Raumgestaltung als Booster für die Bildung
Eine durchdachte Raumgestaltung unterstützt die Entwicklung und das Wohlbefinden der Kinder. Frühpädagogik-Expertin Helen Knauf erklärt im Interview mit Meine Kita (Franziska Schubert), wie gute Raumkonzepte in Kitas die Lernmotivation fördern, und räumt mit verbreiteten Mythen auf.
Helen Knauf ist Professorin für Frühkindliche Bildung am Fachbereich Sozialwesen der Hochschule Bielfeld. Einer ihrer Arbeitsschwerpunkte ist Raumgestaltung und Bildung.

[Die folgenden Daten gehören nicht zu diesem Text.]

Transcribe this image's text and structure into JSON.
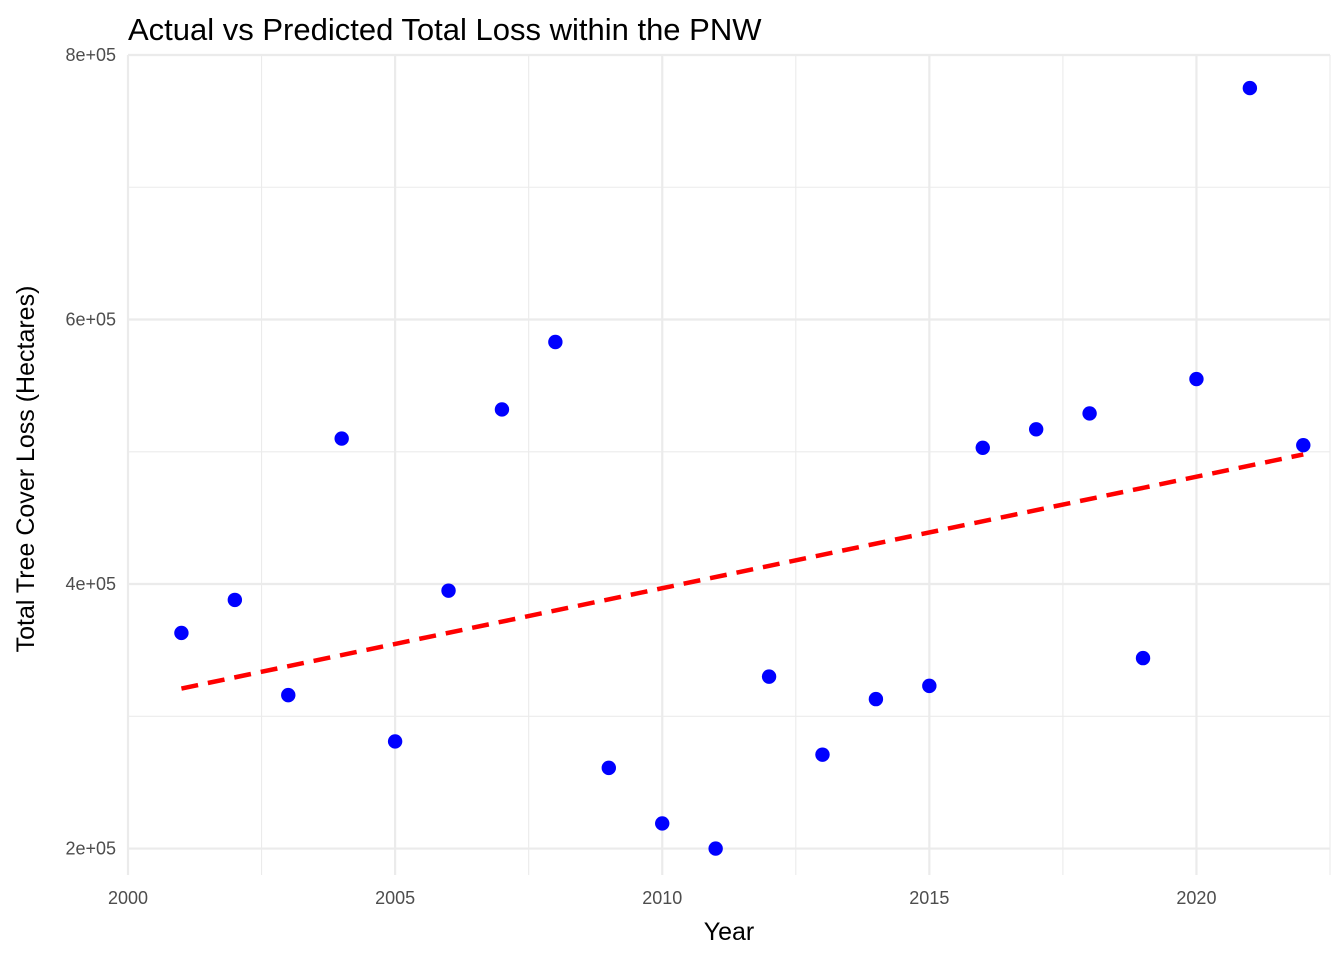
{
  "chart_data": {
    "type": "scatter",
    "title": "Actual vs Predicted Total Loss within the PNW",
    "xlabel": "Year",
    "ylabel": "Total Tree Cover Loss (Hectares)",
    "xlim": [
      2000,
      2022.5
    ],
    "ylim": [
      180000,
      800000
    ],
    "x_ticks": [
      2000,
      2005,
      2010,
      2015,
      2020
    ],
    "x_tick_labels": [
      "2000",
      "2005",
      "2010",
      "2015",
      "2020"
    ],
    "y_ticks": [
      200000,
      400000,
      600000,
      800000
    ],
    "y_tick_labels": [
      "2e+05",
      "4e+05",
      "6e+05",
      "8e+05"
    ],
    "grid": true,
    "series": [
      {
        "kind": "points",
        "color": "#0000ff",
        "x": [
          2001,
          2002,
          2003,
          2004,
          2005,
          2006,
          2007,
          2008,
          2009,
          2010,
          2011,
          2012,
          2013,
          2014,
          2015,
          2016,
          2017,
          2018,
          2019,
          2020,
          2021,
          2022
        ],
        "y": [
          363000,
          388000,
          316000,
          510000,
          281000,
          395000,
          532000,
          583000,
          261000,
          219000,
          200000,
          330000,
          271000,
          313000,
          323000,
          503000,
          517000,
          529000,
          344000,
          555000,
          775000,
          505000
        ]
      },
      {
        "kind": "trend-line",
        "color": "#ff0000",
        "line_style": "dashed",
        "x": [
          2001,
          2022
        ],
        "y": [
          321000,
          498000
        ]
      }
    ]
  }
}
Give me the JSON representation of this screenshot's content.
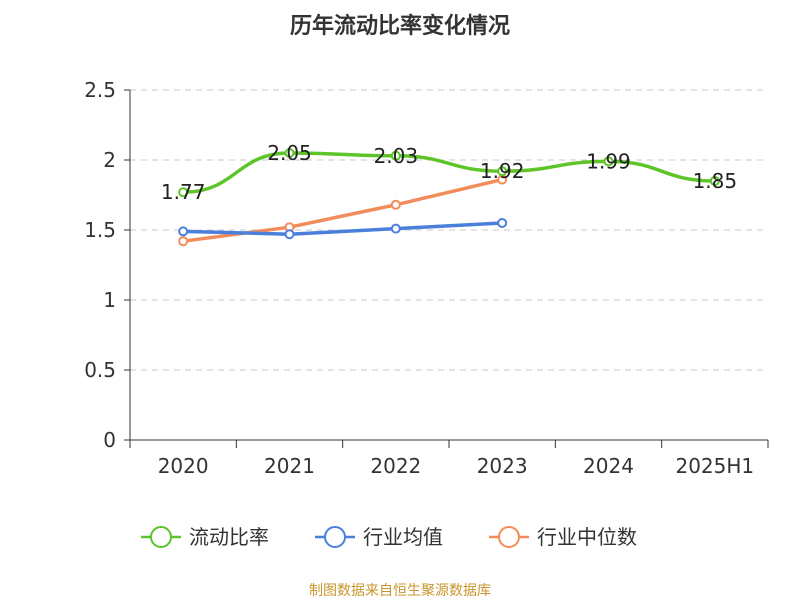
{
  "source_text": "制图数据来自恒生聚源数据库",
  "chart_data": {
    "type": "line",
    "title": "历年流动比率变化情况",
    "categories": [
      "2020",
      "2021",
      "2022",
      "2023",
      "2024",
      "2025H1"
    ],
    "ylim": [
      0,
      2.5
    ],
    "yticks": [
      "0",
      "0.5",
      "1",
      "1.5",
      "2",
      "2.5"
    ],
    "ytick_values": [
      0,
      0.5,
      1,
      1.5,
      2,
      2.5
    ],
    "grid": true,
    "legend_position": "bottom",
    "series": [
      {
        "name": "流动比率",
        "color": "#5dc528",
        "values": [
          1.77,
          2.05,
          2.03,
          1.92,
          1.99,
          1.85
        ],
        "labels": [
          "1.77",
          "2.05",
          "2.03",
          "1.92",
          "1.99",
          "1.85"
        ]
      },
      {
        "name": "行业均值",
        "color": "#4b7fdd",
        "values": [
          1.49,
          1.47,
          1.51,
          1.55,
          null,
          null
        ]
      },
      {
        "name": "行业中位数",
        "color": "#f28c5a",
        "values": [
          1.42,
          1.52,
          1.68,
          1.86,
          null,
          null
        ]
      }
    ]
  }
}
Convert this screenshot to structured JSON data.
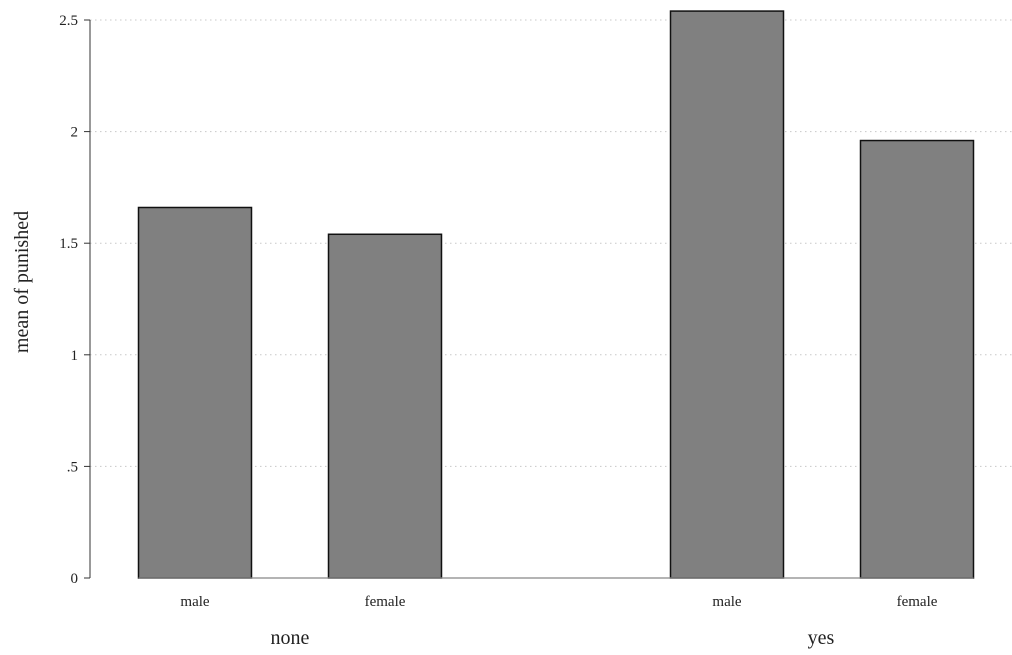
{
  "chart_data": {
    "type": "bar",
    "ylabel": "mean of punished",
    "ylim": [
      0,
      2.5
    ],
    "y_ticks": [
      {
        "value": 0,
        "label": "0"
      },
      {
        "value": 0.5,
        "label": ".5"
      },
      {
        "value": 1,
        "label": "1"
      },
      {
        "value": 1.5,
        "label": "1.5"
      },
      {
        "value": 2,
        "label": "2"
      },
      {
        "value": 2.5,
        "label": "2.5"
      }
    ],
    "grid": true,
    "groups": [
      {
        "name": "none",
        "categories": [
          "male",
          "female"
        ],
        "values": [
          1.66,
          1.54
        ]
      },
      {
        "name": "yes",
        "categories": [
          "male",
          "female"
        ],
        "values": [
          2.54,
          1.96
        ]
      }
    ],
    "bar_color": "#808080"
  }
}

- Welche Vorteile haben durchdachte Raumkonzepte für Kinder?
Helen Knauf: Ein ideal gestalteter Raum rückt die Perspektive des Kindes in den Mittelpunkt, orientiert sich an dessen Bedürfnissen und Interessen und unterstützt die Ziele der jeweiligen Landesbildungspläne. Ein kindorientiertes Raumkonzept schafft eine Umgebung, die zur Entfaltung
der Kinder beiträgt. Solche Räume fördern das Wohlbefinden und die Entwicklung der Kinder, da sie in einer Umgebung lernen und spielen, die auf sie abgestimmt ist.
- Welche Aspekte müssen Kitas dabei besonders berücksichtigen?
Die Räume sollten die Sinne der Kinder ansprechen und eine Atmosphäre schaffen, in der sie sich wohl fühlen. Dazu gehören helle und gut beleuchtete Räume, eine gedämpfte Akustik sowie natürliche Materialien und Farben. Flexibel gestaltbare Räume unterstützen die Lernmotivation und das Wohlgefühl der Kinder. Die Bildungsforschung bestätigt: Wenn Kinder sich in ihrem Raum wohlfühlen, steigt ihre Lernmotivation.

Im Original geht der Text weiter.